Tradycyjnie za Dominików uznaje się tereny położone pomiędzy dwoma potokami bezimiennymi: większy z nich, który wypływa z Połomi, stanowi częściowo granicę od strony południowej z Rytrem aż do torów kolejowych. Mniejszy potok wypływa z okolic Pierzwi i stanowi północną granicę osiedla. Dominików graniczy z innymi osiedlami/przysiółkami Barcic: z Zabroniem od północy i z Facimiechem poprzez rzekę Poprad od wschodu.

Nazwa

Dlaczego dla tej części Barcic urobiła się taka nazwa? Według jednej z hipotez, nazwa "Dominików" to pamiątka po Dominiku, który władał tymi terenami przed laty. Tak jak Kraków pochodzi od Kraka a Lwów od Lwa, tak i nazwa Dominików miała powstać od Dominika. Jest to jednak mało prawdopodobne, gdyż na tych terenach nie było prywatnej własności przed XIX wiekiem. Inna z hipotez to legenda o klasztorze dominikanów, o czym szerzej w podrozdziale "Legenda".

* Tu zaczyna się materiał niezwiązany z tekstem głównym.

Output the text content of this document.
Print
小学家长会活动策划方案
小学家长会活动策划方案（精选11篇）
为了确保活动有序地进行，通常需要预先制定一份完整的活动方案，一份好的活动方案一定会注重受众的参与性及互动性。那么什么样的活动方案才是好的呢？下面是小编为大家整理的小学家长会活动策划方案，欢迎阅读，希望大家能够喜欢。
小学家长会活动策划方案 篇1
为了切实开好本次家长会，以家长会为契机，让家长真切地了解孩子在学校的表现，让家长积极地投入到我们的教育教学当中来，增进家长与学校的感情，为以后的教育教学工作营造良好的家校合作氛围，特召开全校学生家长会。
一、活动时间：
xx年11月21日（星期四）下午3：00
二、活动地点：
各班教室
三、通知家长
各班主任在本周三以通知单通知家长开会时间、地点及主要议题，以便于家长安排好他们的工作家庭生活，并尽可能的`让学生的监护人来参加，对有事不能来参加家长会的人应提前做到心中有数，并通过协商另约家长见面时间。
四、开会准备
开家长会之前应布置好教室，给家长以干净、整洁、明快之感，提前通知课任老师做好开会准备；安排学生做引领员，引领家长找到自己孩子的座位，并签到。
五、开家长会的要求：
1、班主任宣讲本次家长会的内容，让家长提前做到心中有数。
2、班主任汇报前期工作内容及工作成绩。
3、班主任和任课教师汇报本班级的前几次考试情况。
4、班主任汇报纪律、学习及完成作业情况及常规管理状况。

Jak się wydaje, najtrafniejsza jest wersja upatrująca powstanie tej nazwy w podziale nieruchomości rolnych, zastosowanym w tzw. katastrze józefińskim z 1787 roku. Podzielono wtedy ziemię na rustykalną, będącą wówczas w posiadaniu chłopów, i dominikalną (dominialną), będącą we władaniu pańskim lub rządowym. I właśnie ów podział wykreował, jak się wydaje, nazwę dla tego skrawka ziemi (dominikalny, dominikalna = Dominików). Wątek ten zostanie rozwinięty w podrozdziale "Historia".

Legenda

Z Dominikowem związana jest legenda o istnieniu w tym miejscu lub w pobliżu klasztoru dominikanów. Klasztor miał być drewniany, wybudowany nad brzegiem Popradu. Wezbrane wody rzeki zniszczyły budynek, zabierając jego resztki ze swoim nurtem. Wiele wieków później na wysokości kamieniołomu w Barcicach świnie wygrzebały z błota dzwon kościelny. Istnieje również inna wersja tej legendy, bardziej popularna. Otóż według przekazów starszych ludzi z okolicy, klasztor dominikanów (albo kościół) istniał na Zabroniu, pod lasem Sadzonka. Był to teren podmokły i dlatego klasztor z biegiem lat miał się zapaść pod ziemię. W miejscu klasztoru pojawiło się jeziorko. Kilkaset lat później wypuszczone na żer świnie wydobyły z błota dzwon kościelny. Działo się to prawdopodobnie na przełomie XIX i XX w. Nie wiadomo, co stało się z dzwonem. Być może uda się to ustalić w toku dalszych poszukiwań. Zwolennicy tej opowieści twierdzą, iż pamięć po klasztorze dominikanów miała przetrwać w nazwie osiedla – Dominików.

Historia

Trudno dziś odpowiedzieć na pytanie, kiedy na te tereny dotarło trwałe osadnictwo, które w sposób ciągły przetrwało po dziś dzień. Gdy w związku z przyrostem ludności w Barcicach zaczęło brakować ziemi, zarębnicy wyruszyli zdobywać nowe tereny pod role. W przypadku Dominikowa proces ten mógł zakończyć się najpóźniej w 2 poł. XVIII wieku. Zarębnicy zdobywali wówczas nowe areały ziemi za przyzwoleniem dworu, oficjalnie lub potajemnie. W tym miejscu warto przytoczyć historię z połowy XVIII wieku, kiedy to okoliczni chłopi toczyli boje z dworem o wyrobione potajemnie role na górze Wdżary. Wówczas komisja gruntowa dekretem z 1755 roku, wystawionym we dworze barcickim, przyznała owe role dworowi. Jako uzasadnienie podano, że wszystkie okoliczne lasy należały do dworu, więc i nielegalnie wyrobione role powinny należeć do dworu.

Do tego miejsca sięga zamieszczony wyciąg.